E nel corso dell’omelia, concelebrata con tutti i padri sinodali, il Santo padre è tornato a parlare del cammino di questo primo Sinodo incentrato sulla famiglia.

«In questo giorno della beatificazione di Paolo VI, mi ritornano alla mente le sue parole, con le quali istituiva il Sinodo dei vescovi: “Scrutando attentamente i segni dei tempi, cerchiamo di adattare le vie ed i metodi… alle accresciute necessità dei nostri giorni ed alle mutate condizioni della società”».

Alla cerimonia, celebrata sul sagrato della basilica di San Pietro ha presenziato anche il Papa emerito Benedetto XVI, arrivato in anticipo. Francesco, quando lo ha visto, al suo arrivo gli si è avvicinato per salutarlo dicendogli «Grazie, grazie per la sua presenza!».

Ratzinger, nel marzo 1977, fu nominato arcivescovo di Monaco da Paolo VI, e tre mesi dopo fu elevato al cardinalato.
Dunque la sua presenza non era un caso.

All’inizio della messa è stato eseguito il rito della beatificazione. Dopo la proclamazione, è stata portata sull’altare la reliquia del nuovo beato: la maglia insanguinata che Papa Montini indossava a Manila, nel 1970, quando sbarcato dall’aereo venne accoltellato da uno squilibrato, la cui lama del pugnale gli penetrò poco distante dal cuore.

Nel corso dell’omelia, Papa Francesco ha commentato il passaggio del Vangelo spiegando le parole di Gesù «Rendete dunque a Cesare quello che è di Cesare e a Dio quello che è di Dio».

E alla «provocazione dei farisei che, per così dire, volevano fargli l’esame di religione e condurlo in errore – ha spiegato – Gesù risponde con questa frase ironica e geniale. È una risposta ad effetto che il Signore consegna a tutti coloro che si pongono problemi di coscienza, soprattutto quando entrano in gioco le loro convenienze, le loro ricchezze, il loro prestigio, il loro potere e la loro fama. E questo succede in ogni tempo, da sempre».

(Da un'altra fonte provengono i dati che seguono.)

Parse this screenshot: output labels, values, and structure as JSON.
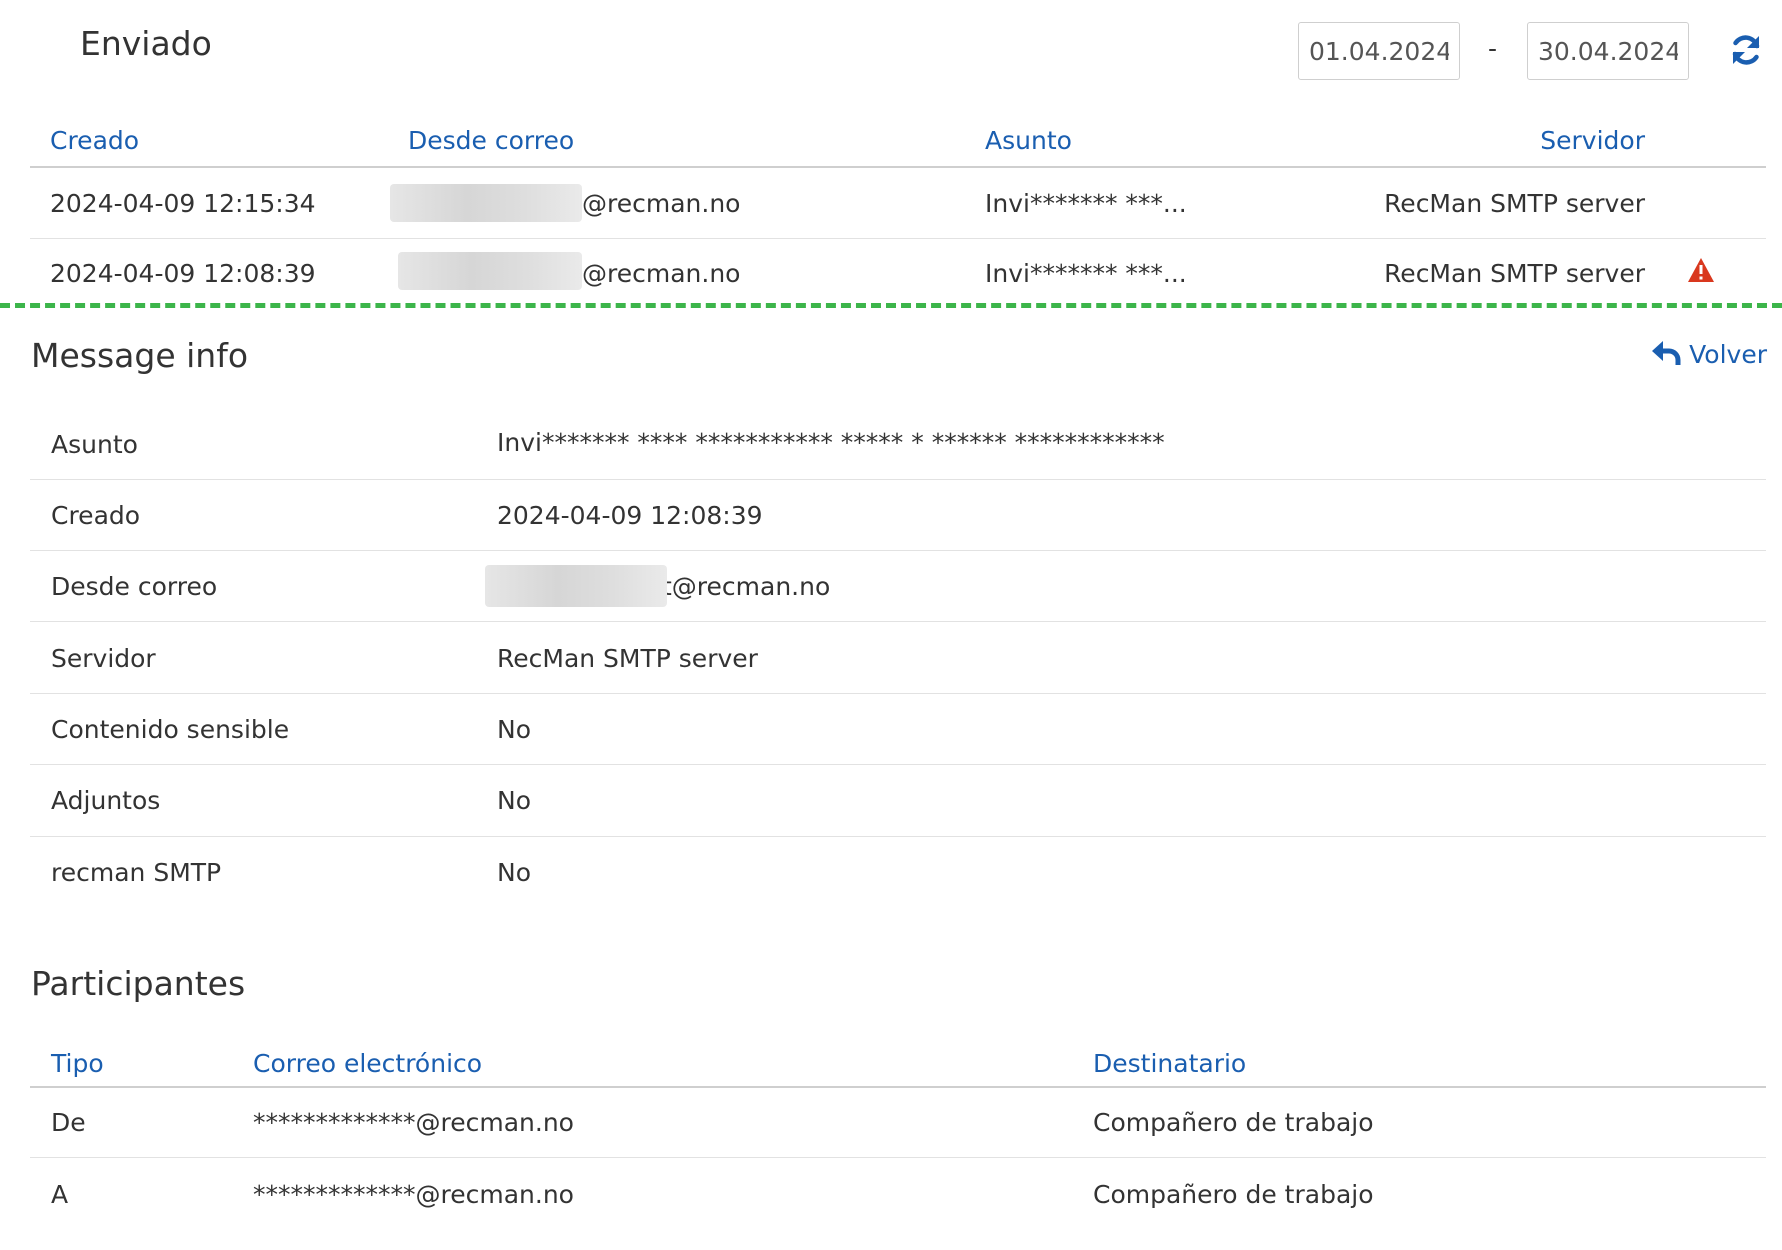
{
  "sent_header": {
    "title": "Enviado",
    "date_from": "01.04.2024",
    "date_separator": "-",
    "date_to": "30.04.2024",
    "refresh_icon": "refresh-icon"
  },
  "sent_table": {
    "columns": [
      "Creado",
      "Desde correo",
      "Asunto",
      "Servidor"
    ],
    "rows": [
      {
        "created": "2024-04-09 12:15:34",
        "from": "@recman.no",
        "subject": "Invi******* ***...",
        "server": "RecMan SMTP server",
        "warning": false
      },
      {
        "created": "2024-04-09 12:08:39",
        "from": "@recman.no",
        "subject": "Invi******* ***...",
        "server": "RecMan SMTP server",
        "warning": true
      }
    ]
  },
  "message_info": {
    "title": "Message info",
    "back_label": "Volver",
    "rows": [
      {
        "label": "Asunto",
        "value": "Invi******* **** *********** ***** * ****** ************"
      },
      {
        "label": "Creado",
        "value": "2024-04-09 12:08:39"
      },
      {
        "label": "Desde correo",
        "value": "t@recman.no"
      },
      {
        "label": "Servidor",
        "value": "RecMan SMTP server"
      },
      {
        "label": "Contenido sensible",
        "value": "No"
      },
      {
        "label": "Adjuntos",
        "value": "No"
      },
      {
        "label": "recman SMTP",
        "value": "No"
      }
    ]
  },
  "participants": {
    "title": "Participantes",
    "columns": [
      "Tipo",
      "Correo electrónico",
      "Destinatario"
    ],
    "rows": [
      {
        "type": "De",
        "email": "*************@recman.no",
        "recipient": "Compañero de trabajo"
      },
      {
        "type": "A",
        "email": "*************@recman.no",
        "recipient": "Compañero de trabajo"
      }
    ]
  },
  "colors": {
    "link": "#1a5eb0",
    "warning": "#d9381e",
    "dashed_divider": "#3cb54a"
  }
}
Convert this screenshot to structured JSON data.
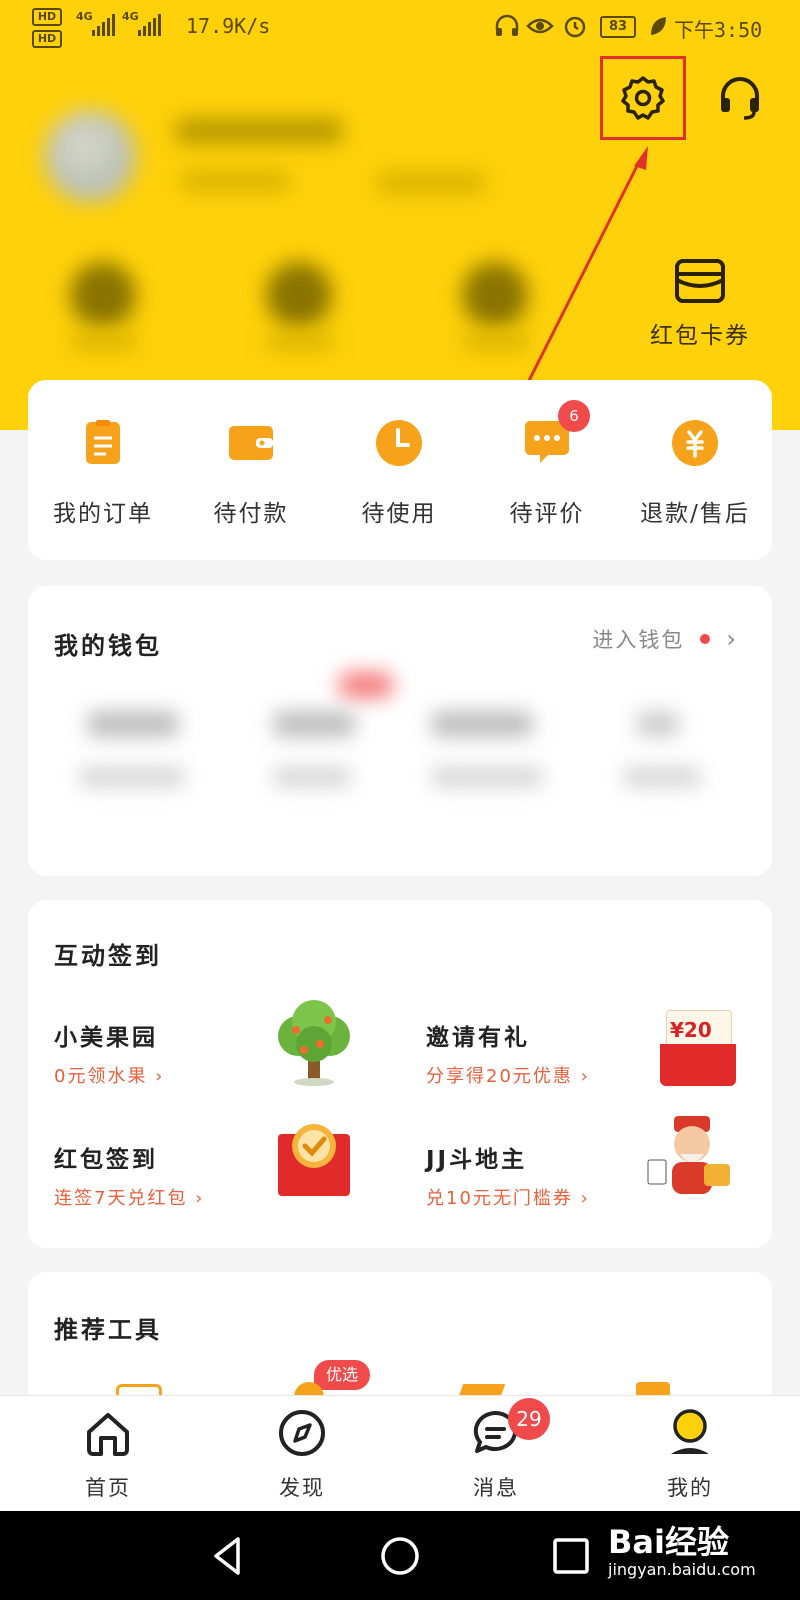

Francesco ha poi chiesto ai presenti di vincere «il timore che spesso proviamo di fronte alle sorprese di Dio. Lui non ha paura delle novità! Per questo, continuamente ci sorprende, aprendoci e conducendoci a vie impensate». Dare a Dio quello che è di Dio, significa «aprirsi alla sua volontà e dedicare a Lui la nostra vita e cooperare al suo regno di misericordia, di amore e di pace. Qui sta la nostra vera forza, il fermento che la fa lievitare e il sale che dà sapore ad ogni sforzo umano contro il pessimismo prevalente che ci propone il mondo».